Once upon a time there were three little pigs. They went to see their bank manager. ‘We are a tripartite alliance of small independent bacon producers who are seeking empowerment as individual entrepreneurs,’ they told her. ‘We’d like to access suitable funding for materials relevant to ensuring our independent well being.’
The bank manager, Mrs W. Olf, snappily dressed all in pure new wool, happily lent them the dosh. ‘It’s a guaranteed investment,’ she grinned.
The first little pig, sorry, small independent bacon producer, constructed a sustainable dwelling from locally sourced straw. The second constructed a hutment from FSC certified wood with a zero carbon footprint. The third called B&Q and had bricks delivered.
‘What are you doing?’ iterated the former two parties of the first part.
‘I’m building a house, my porky little brothers,’ replied the latter, who had not participated in the regular vocabulary trainings facilitated by their HR department. ‘What does it look like?’
‘But there are no framework conditions for using this building material,’ exclaimed the first two. ‘There is no collective agreement for brick dwellings.’
‘I don’t do collective agreements,’ said their brother. ‘I’m a pig. And so are you.’
Notwithstanding this unexpected problem in the building area, at some point, Mrs W. Olf arrived and signalled her intention to reorganise the straw house and conduct a personal take-over of the occupier’s assets.
‘It’s Mrs Wolf!’ cried the first pig, running to his brother’s house. ‘Let me in!’
‘No, that’s Mrs W. Olf,’’ said the second little pig. ‘You’ll have to complete these forms, before I…’
But it was too late, Mrs Wolf had blown down the first house and was already coming up the garden path of the second.
The two pigs exited through a back window, as Mrs Wolf blew down the second house.
‘‘Why didn’t you realise the possibility of making your house stronger?’ said the first pig.
‘I didn’t know there was going to be such a significant outcome,’ panted the second, as they both ran to the third pig’s sturdy brick house.
‘Facilitate our entry!’ they shouted at their brother. ‘Mrs Wolf wants to reorganise us into a suitable breakfast repast!’
But the third pig held the door tight. ‘You can only come in if you talk normally,’ he said.
The two brothers looked at each other in horrified amazement. ‘You mean, give up all the phrases that facilitate our ability to communicate indefinitely without ever having to – ’
‘I’m coming to gitcha, pigs!’ snarled the wolf, who was now at the gate.
‘But we’ve spent years consolidating our knowledge pathways,’ argued the first pig.
‘Let’s have an information event,’ said the second.

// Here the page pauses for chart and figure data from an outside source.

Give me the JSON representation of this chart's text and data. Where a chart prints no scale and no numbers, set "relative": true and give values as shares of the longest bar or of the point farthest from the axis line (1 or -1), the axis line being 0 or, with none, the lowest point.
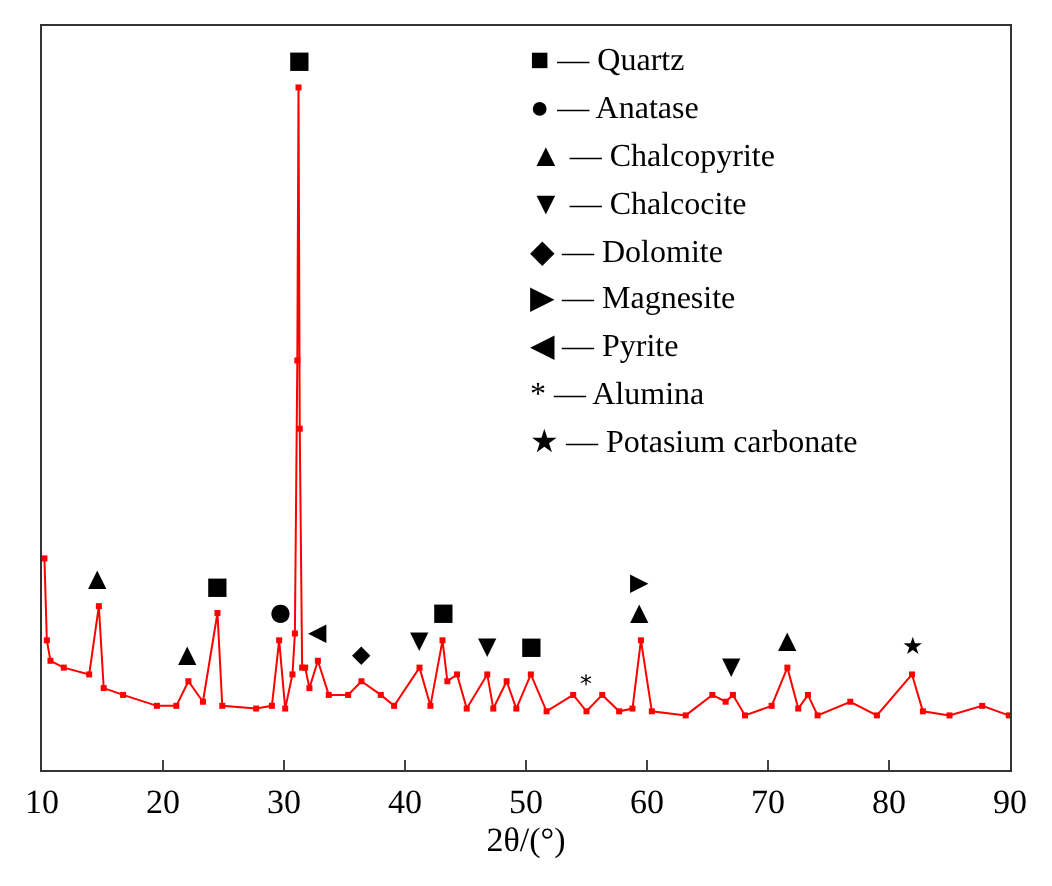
{
  "chart_data": {
    "type": "line",
    "relative": true,
    "xlabel": "2θ/(°)",
    "xlim": [
      10,
      90
    ],
    "xticks": [
      10,
      20,
      30,
      40,
      50,
      60,
      70,
      80,
      90
    ],
    "marker": "square",
    "line_style": "solid",
    "tick_labels": "x",
    "series": [
      {
        "color": "#ff0000",
        "x": [
          10.2,
          10.4,
          10.7,
          11.8,
          13.9,
          14.7,
          15.1,
          16.7,
          19.5,
          21.1,
          22.1,
          23.3,
          24.5,
          24.9,
          27.7,
          29.0,
          29.6,
          30.1,
          30.7,
          30.9,
          31.1,
          31.2,
          31.3,
          31.5,
          31.75,
          32.1,
          32.8,
          33.7,
          35.3,
          36.4,
          38.0,
          39.1,
          41.2,
          42.1,
          43.1,
          43.5,
          44.3,
          45.1,
          46.8,
          47.3,
          48.4,
          49.2,
          50.4,
          51.7,
          53.9,
          55.0,
          56.3,
          57.7,
          58.8,
          59.5,
          60.4,
          63.2,
          65.4,
          66.5,
          67.1,
          68.1,
          70.3,
          71.6,
          72.5,
          73.3,
          74.1,
          76.8,
          79.0,
          81.9,
          82.8,
          85.0,
          87.7,
          89.9
        ],
        "values": [
          0.31,
          0.19,
          0.16,
          0.15,
          0.14,
          0.24,
          0.12,
          0.11,
          0.094,
          0.094,
          0.13,
          0.1,
          0.23,
          0.094,
          0.09,
          0.094,
          0.19,
          0.09,
          0.14,
          0.2,
          0.6,
          1.0,
          0.5,
          0.15,
          0.15,
          0.12,
          0.16,
          0.11,
          0.11,
          0.13,
          0.11,
          0.094,
          0.15,
          0.094,
          0.19,
          0.13,
          0.14,
          0.09,
          0.14,
          0.09,
          0.13,
          0.09,
          0.14,
          0.086,
          0.11,
          0.086,
          0.11,
          0.086,
          0.09,
          0.19,
          0.086,
          0.08,
          0.11,
          0.1,
          0.11,
          0.08,
          0.094,
          0.15,
          0.09,
          0.11,
          0.08,
          0.1,
          0.08,
          0.14,
          0.086,
          0.08,
          0.094,
          0.08
        ]
      }
    ],
    "annotations": [
      "■ — Quartz",
      "● — Anatase",
      "▲ — Chalcopyrite",
      "▼ — Chalcocite",
      "◆ — Dolomite",
      "▶ — Magnesite",
      "◀ — Pyrite",
      "* — Alumina",
      "★ — Potasium carbonate",
      {
        "text": "▲",
        "x": 14.7,
        "y": 0.24
      },
      {
        "text": "▲",
        "x": 22.1,
        "y": 0.13
      },
      {
        "text": "■",
        "x": 24.5,
        "y": 0.23
      },
      {
        "text": "●",
        "x": 29.6,
        "y": 0.19
      },
      {
        "text": "■",
        "x": 31.2,
        "y": 1.0
      },
      {
        "text": "◀",
        "x": 32.8,
        "y": 0.16
      },
      {
        "text": "◆",
        "x": 36.4,
        "y": 0.13
      },
      {
        "text": "▼",
        "x": 41.2,
        "y": 0.15
      },
      {
        "text": "■",
        "x": 43.1,
        "y": 0.19
      },
      {
        "text": "▼",
        "x": 46.8,
        "y": 0.14
      },
      {
        "text": "■",
        "x": 50.4,
        "y": 0.14
      },
      {
        "text": "*",
        "x": 55.0,
        "y": 0.086
      },
      {
        "text": "▲",
        "x": 59.5,
        "y": 0.19
      },
      {
        "text": "▶",
        "x": 59.5,
        "y": 0.19
      },
      {
        "text": "▼",
        "x": 67.1,
        "y": 0.11
      },
      {
        "text": "▲",
        "x": 71.6,
        "y": 0.15
      },
      {
        "text": "★",
        "x": 81.9,
        "y": 0.14
      }
    ]
  }
}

But just at that moment Mrs Wolf made one mighty bound and ate them both up. Just like that.
Which goes to show jargon will only take you so far, but a good wool suit is a killer outfit.
Picture courtesy of Wikipedia, Japan, via Creative Commons at: http://ja.wikipedia.org/wiki/%E4%B8%89%E5%8C%B9%E3%81%AE%E5%AD%90%E8%B1%9A
Fabulous story!
Thanks, Olga
Brilliant! 🙂
Thanks, Jools!
Stop everything!! This is the work of a true genius!! You must cease & desist all other forms of employment this instant!
*’fecking love’ button
Thank you Tara. I feel a warm glow. Although that might be because I’ve set fire to my trousers. Shame WP don’t have a ‘buy now’ button. Mind you, if I bought all your stuff and you bought all mine, we’d be back where we started.
Where we started? I’m not going there again. I got soaking wet, and my wallet was stolen.
At least you didn’t end up on a plane to Roumania with someone else’s passport.
You were the one who stole my passport?? Why were you dressed like a 70-year old dressage master??
That’s a bit cruel. It was my barrister’s wig. It once belonged to Captain Kidd. The other bits were my professional costume. He gave it to me one night in Belgravia, when I showed him how to… Oh my God! It’s a police raid, and I can’t find my luncheon vouchers….Wait, officer, I can explain everything.
😀
“Like” 🙂
Thanks!
It’s good. Made me smile. Do I need to say more?
No, I don’t think so – thanks for dropping by!
Brilliant! I can’t compete with that! I don’t have the where-withal to confabrulate a jargonic commentation – so I just make the jolly words up. It doesn’t work as well.
Yes, but think of the marvellosity of not having those words cluttering up your brain…
What a marvelustrous word marvellosity is! Seriously though, I couldn’t string any of that together. It is wonderlusterfully cleverousness incarnate. (And now I will stop).
Did you “Finnish” your work? asked the party of the first part, or are the little pigs- independent bacon producers- just a ploy to skive off again. Ms. W. Olf is gonna get you…
I know she is! Haven’t Finnished it all. Am on to an even worse one, now. As you can probably tell….
Tut tut, Elaine Canham. I’ll tell you what I tell J:
“You can go play outside after you Finnish your homework. That way you won’t have to worry about it later.”
Yes, miss. All right. I go and do it now.